Conducting Polymer‐Based Electrochemically Tunable Filters with Spatiotemporal Spectral Tunability

Abstract Optical filters are key components to achieve spatial or temporal modulators for constructing computational miniaturized spectrometers. Conducting polymer‐based electrochemically tunable filters with spatiotemporal spectral tunability are reported, demonstrating the advantages of angle‐independence, diverse spectral modulation, high repeatability, and flexibility. By controlling the chemical doping of polyaniline solutions and films, diverse spectral modulation is achieved in the wavelength range of 350–1100 nm.

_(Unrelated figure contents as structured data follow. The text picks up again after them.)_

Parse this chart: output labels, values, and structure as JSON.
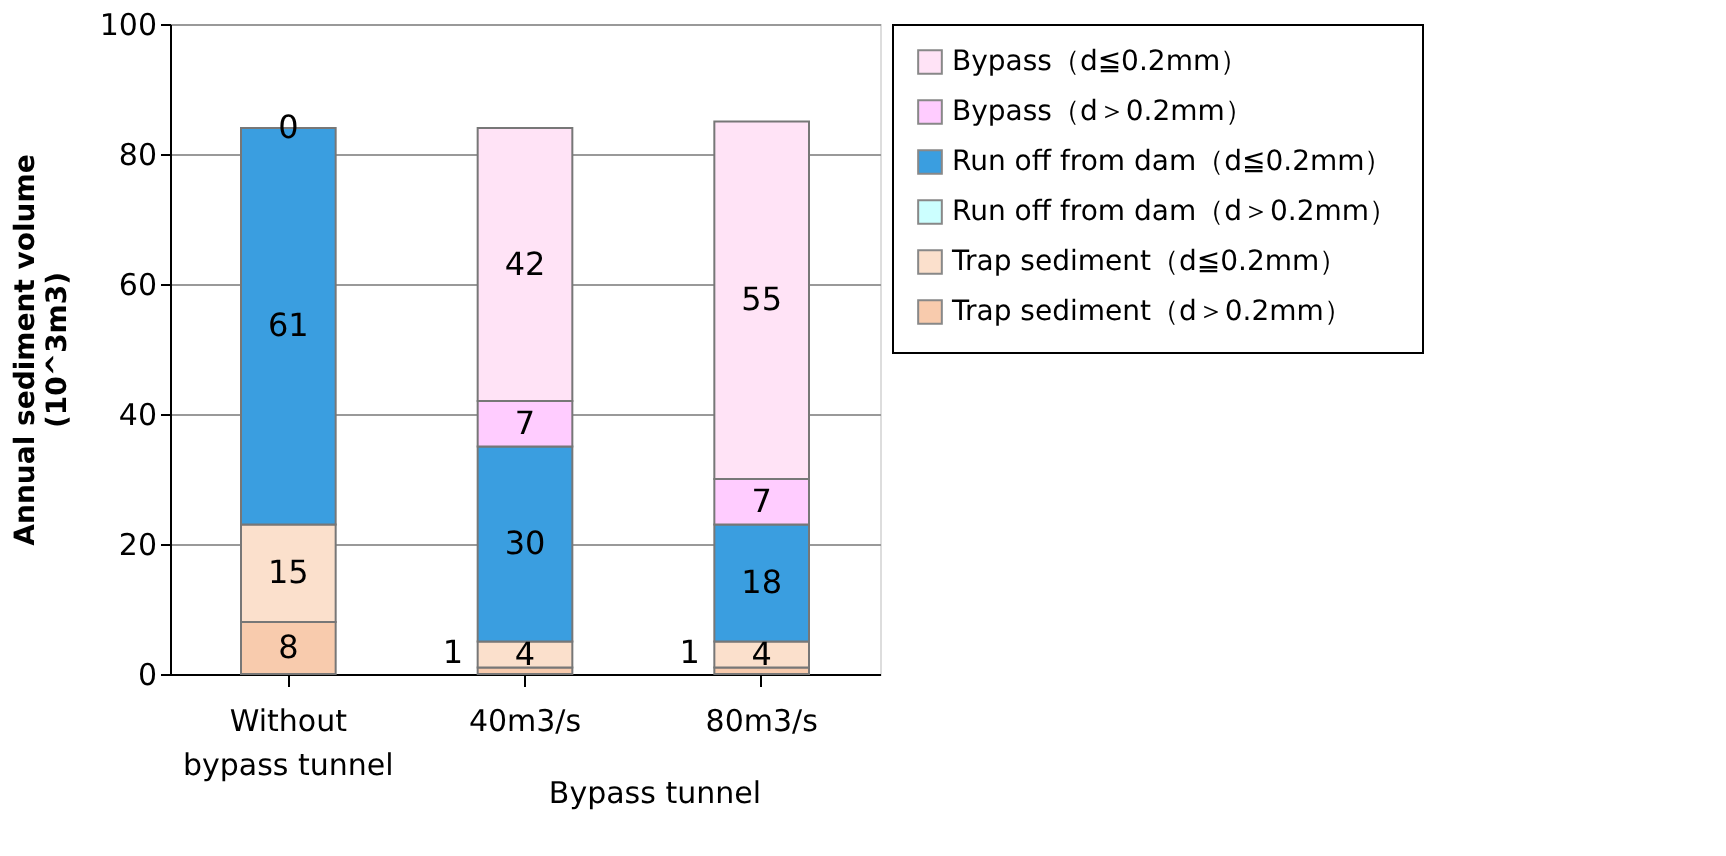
{
  "chart_data": {
    "type": "bar",
    "stacked": true,
    "ylabel": "Annual sediment volume\n(10^3m3)",
    "xlabel": "Bypass tunnel",
    "categories": [
      "Without bypass tunnel",
      "40m3/s",
      "80m3/s"
    ],
    "ylim": [
      0,
      100
    ],
    "yticks": [
      0,
      20,
      40,
      60,
      80,
      100
    ],
    "grid": "y",
    "legend": "right",
    "series": [
      {
        "name": "Trap sediment（d＞0.2mm）",
        "color": "#f8cbad",
        "values": [
          8,
          1,
          1
        ],
        "value_labels": [
          "8",
          "1",
          "1"
        ]
      },
      {
        "name": "Trap sediment（d≦0.2mm）",
        "color": "#fbe0cc",
        "values": [
          15,
          4,
          4
        ],
        "value_labels": [
          "15",
          "4",
          "4"
        ]
      },
      {
        "name": "Run off from dam（d＞0.2mm）",
        "color": "#ccffff",
        "values": [
          null,
          null,
          null
        ]
      },
      {
        "name": "Run off from dam（d≦0.2mm）",
        "color": "#3a9ee0",
        "values": [
          61,
          30,
          18
        ],
        "value_labels": [
          "61",
          "30",
          "18"
        ]
      },
      {
        "name": "Bypass（d＞0.2mm）",
        "color": "#ffccff",
        "values": [
          null,
          7,
          7
        ],
        "value_labels": [
          null,
          "7",
          "7"
        ]
      },
      {
        "name": "Bypass（d≦0.2mm）",
        "color": "#ffe3f6",
        "values": [
          0,
          42,
          55
        ],
        "value_labels": [
          "0",
          "42",
          "55"
        ]
      }
    ]
  }
}
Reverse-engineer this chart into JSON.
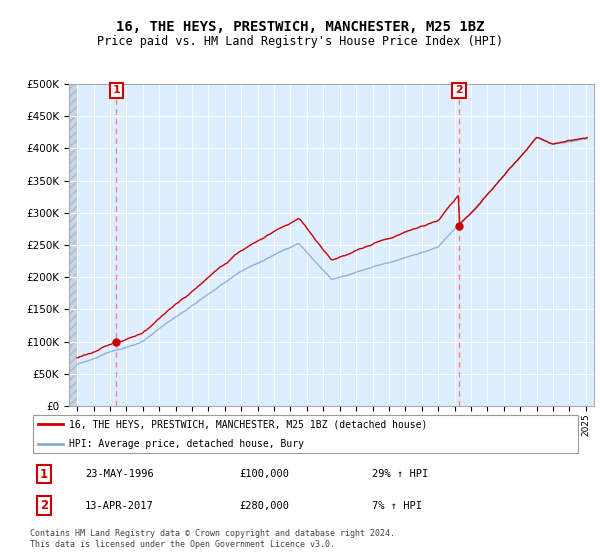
{
  "title": "16, THE HEYS, PRESTWICH, MANCHESTER, M25 1BZ",
  "subtitle": "Price paid vs. HM Land Registry's House Price Index (HPI)",
  "legend_line1": "16, THE HEYS, PRESTWICH, MANCHESTER, M25 1BZ (detached house)",
  "legend_line2": "HPI: Average price, detached house, Bury",
  "annotation1_date": "23-MAY-1996",
  "annotation1_price": "£100,000",
  "annotation1_hpi": "29% ↑ HPI",
  "annotation2_date": "13-APR-2017",
  "annotation2_price": "£280,000",
  "annotation2_hpi": "7% ↑ HPI",
  "footnote": "Contains HM Land Registry data © Crown copyright and database right 2024.\nThis data is licensed under the Open Government Licence v3.0.",
  "price_color": "#cc0000",
  "hpi_color": "#88aadd",
  "vline_color": "#ee8888",
  "plot_bg": "#ddeeff",
  "hatch_bg": "#c5d5e5",
  "ylim": [
    0,
    500000
  ],
  "yticks": [
    0,
    50000,
    100000,
    150000,
    200000,
    250000,
    300000,
    350000,
    400000,
    450000,
    500000
  ],
  "sale1_year": 1996.38,
  "sale1_price": 100000,
  "sale2_year": 2017.28,
  "sale2_price": 280000,
  "xmin": 1993.5,
  "xmax": 2025.5
}
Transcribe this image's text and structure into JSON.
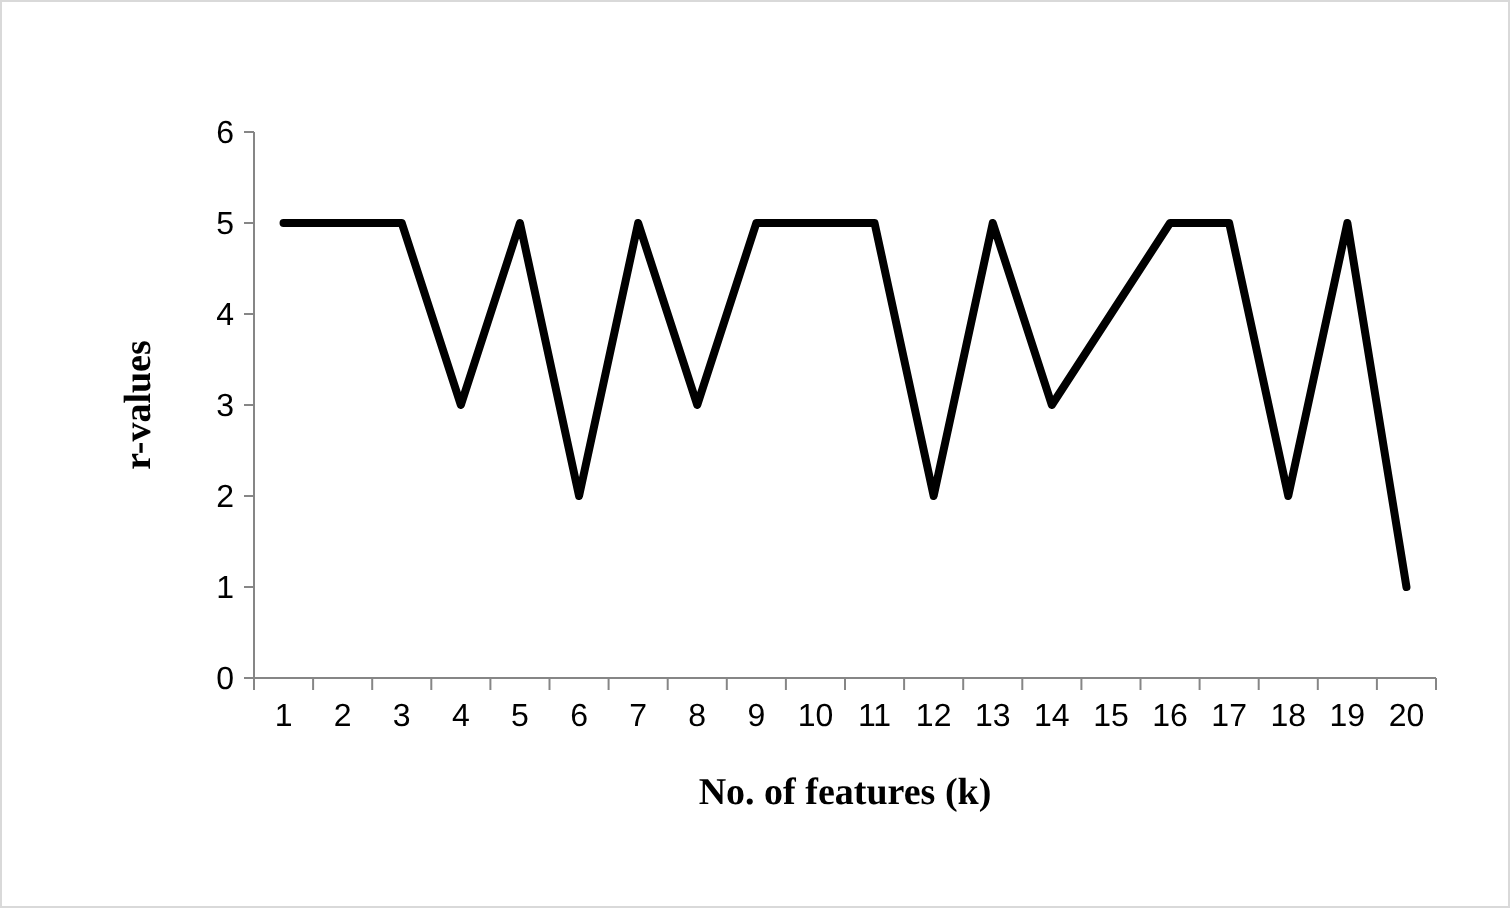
{
  "chart_data": {
    "type": "line",
    "xlabel": "No. of features (k)",
    "ylabel": "r-values",
    "categories": [
      "1",
      "2",
      "3",
      "4",
      "5",
      "6",
      "7",
      "8",
      "9",
      "10",
      "11",
      "12",
      "13",
      "14",
      "15",
      "16",
      "17",
      "18",
      "19",
      "20"
    ],
    "series": [
      {
        "color": "#000000",
        "values": [
          5,
          5,
          5,
          3,
          5,
          2,
          5,
          3,
          5,
          5,
          5,
          2,
          5,
          3,
          4,
          5,
          5,
          2,
          5,
          1
        ]
      }
    ],
    "ylim": [
      0,
      6
    ],
    "yticks": [
      0,
      1,
      2,
      3,
      4,
      5,
      6
    ],
    "grid": false,
    "marker": "none",
    "line_style": "solid"
  }
}
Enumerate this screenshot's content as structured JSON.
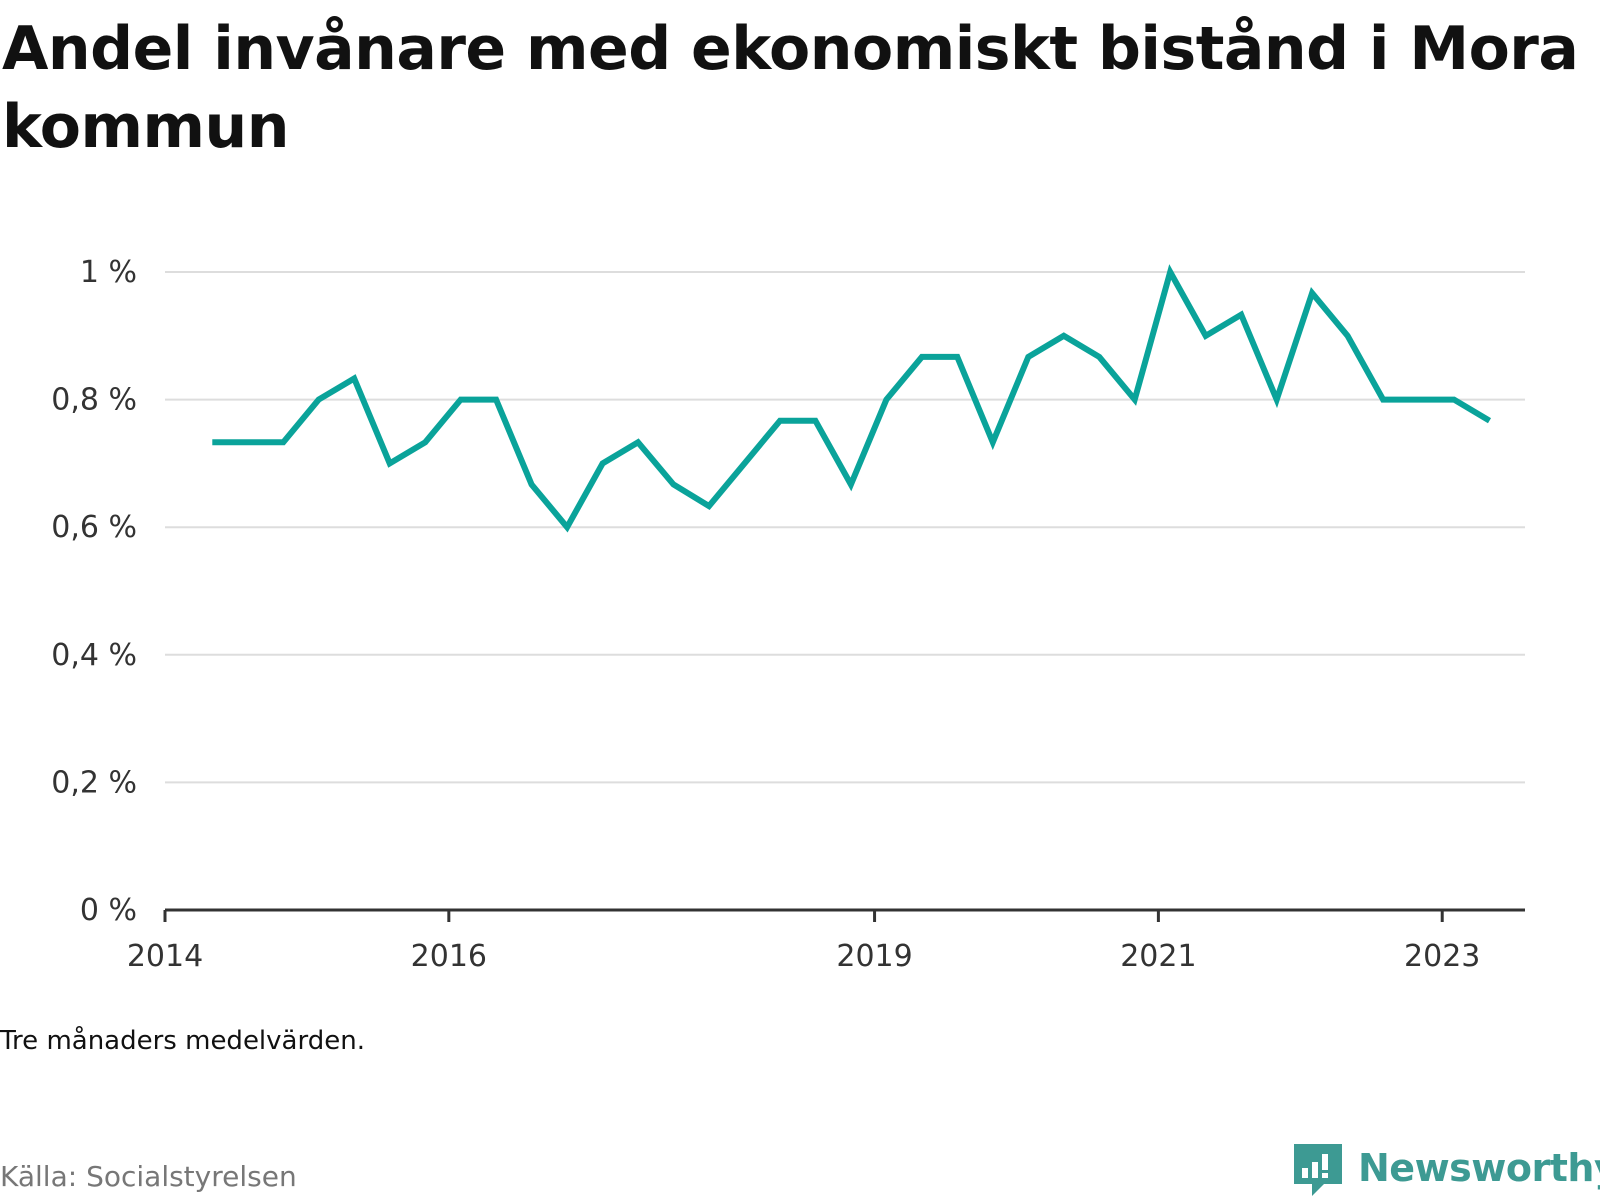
{
  "title": "Andel invånare med ekonomiskt bistånd i Mora kommun",
  "note": "Tre månaders medelvärden.",
  "source": "Källa: Socialstyrelsen",
  "brand": "Newsworthy",
  "colors": {
    "line": "#0aa39a",
    "grid": "#dddddd",
    "axis": "#333333",
    "brand": "#3d9a93"
  },
  "chart_data": {
    "type": "line",
    "title": "Andel invånare med ekonomiskt bistånd i Mora kommun",
    "xlabel": "",
    "ylabel": "",
    "x_ticks": [
      "2014",
      "2016",
      "2019",
      "2021",
      "2023"
    ],
    "y_ticks": [
      "0 %",
      "0,2 %",
      "0,4 %",
      "0,6 %",
      "0,8 %",
      "1 %"
    ],
    "ylim": [
      0,
      1.0
    ],
    "xlim": [
      "2014-01",
      "2023-08"
    ],
    "grid": true,
    "series": [
      {
        "x": [
          "2014-05",
          "2014-08",
          "2014-11",
          "2015-02",
          "2015-05",
          "2015-08",
          "2015-11",
          "2016-02",
          "2016-05",
          "2016-08",
          "2016-11",
          "2017-02",
          "2017-05",
          "2017-08",
          "2017-11",
          "2018-02",
          "2018-05",
          "2018-08",
          "2018-11",
          "2019-02",
          "2019-05",
          "2019-08",
          "2019-11",
          "2020-02",
          "2020-05",
          "2020-08",
          "2020-11",
          "2021-02",
          "2021-05",
          "2021-08",
          "2021-11",
          "2022-02",
          "2022-05",
          "2022-08",
          "2022-11",
          "2023-02",
          "2023-05"
        ],
        "values": [
          0.733,
          0.733,
          0.733,
          0.8,
          0.833,
          0.7,
          0.733,
          0.8,
          0.8,
          0.667,
          0.6,
          0.7,
          0.733,
          0.667,
          0.633,
          0.7,
          0.767,
          0.767,
          0.667,
          0.8,
          0.867,
          0.867,
          0.733,
          0.867,
          0.9,
          0.867,
          0.8,
          1.0,
          0.9,
          0.933,
          0.8,
          0.967,
          0.9,
          0.8,
          0.8,
          0.8,
          0.767
        ]
      }
    ]
  }
}
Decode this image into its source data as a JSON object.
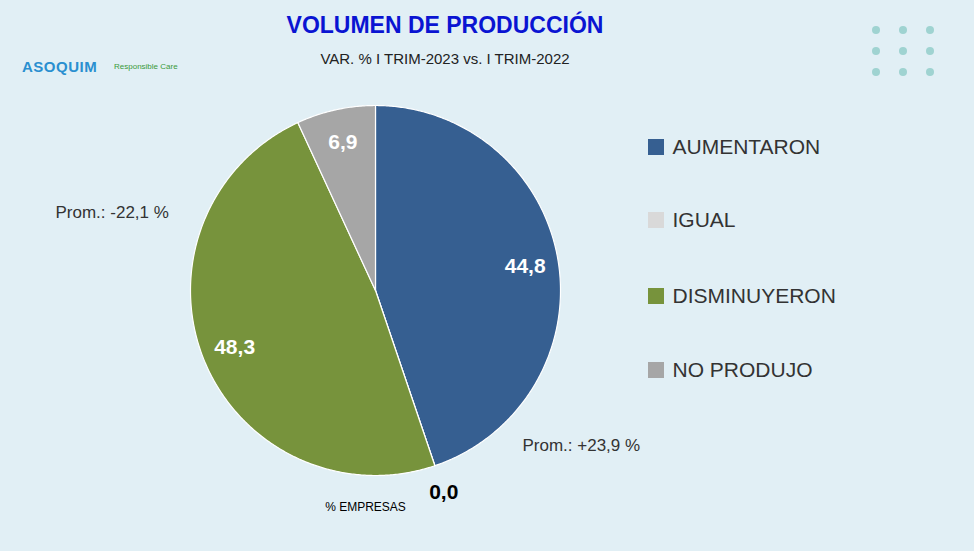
{
  "chart_data": {
    "type": "pie",
    "title": "VOLUMEN DE PRODUCCIÓN",
    "subtitle": "VAR. % I TRIM-2023 vs. I TRIM-2022",
    "categories": [
      "AUMENTARON",
      "IGUAL",
      "DISMINUYERON",
      "NO PRODUJO"
    ],
    "values": [
      44.8,
      0.0,
      48.3,
      6.9
    ],
    "value_labels": [
      "44,8",
      "0,0",
      "48,3",
      "6,9"
    ],
    "colors": [
      "#365f91",
      "#d9d9d9",
      "#77933c",
      "#a6a6a6"
    ],
    "data_labels": true,
    "legend": "right",
    "tick_labels": false,
    "caption": "% EMPRESAS",
    "annotations": [
      {
        "text": "Prom.: +23,9 %",
        "category": "AUMENTARON"
      },
      {
        "text": "Prom.: -22,1 %",
        "category": "DISMINUYERON"
      }
    ],
    "logo_texts": [
      "ASOQUIM",
      "Responsible Care"
    ]
  }
}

To achieve temporal encoding, an electrochemically tunable filter is developed using a three‐electrode vertical device (ITO/PAni/Electrolyte (Ag/AgCl)/PEDOT/ITO), which exhibits continuous spectra with high repeatability during 100 cycles test. To achieve spatial encoding, a three‐electrode lateral device is developed incorporating three different conducting polymers (Cu/Electrolyte (ITO‐PAni+PPy+PEDOT‐OH)/Cu), which show gradient spectra with extensive diversity. Using a three‐electrode vertical device, a miniaturized hyperspectral imaging system with 640 × 512 pixel resolution is constructed, which can distinguish quantum dot solutions with different emission wavelengths of 10 nm. Combining the spectral tunability of a three‐electrode lateral device and a compressed sensing‐based reconstruction algorithm, a miniaturized spectrometer with a spectral resolution of ≈1 nm is further theoretically demonstrated. In summary, conducting polymer provides advanced electrochemically tunable light modulators for smart optics.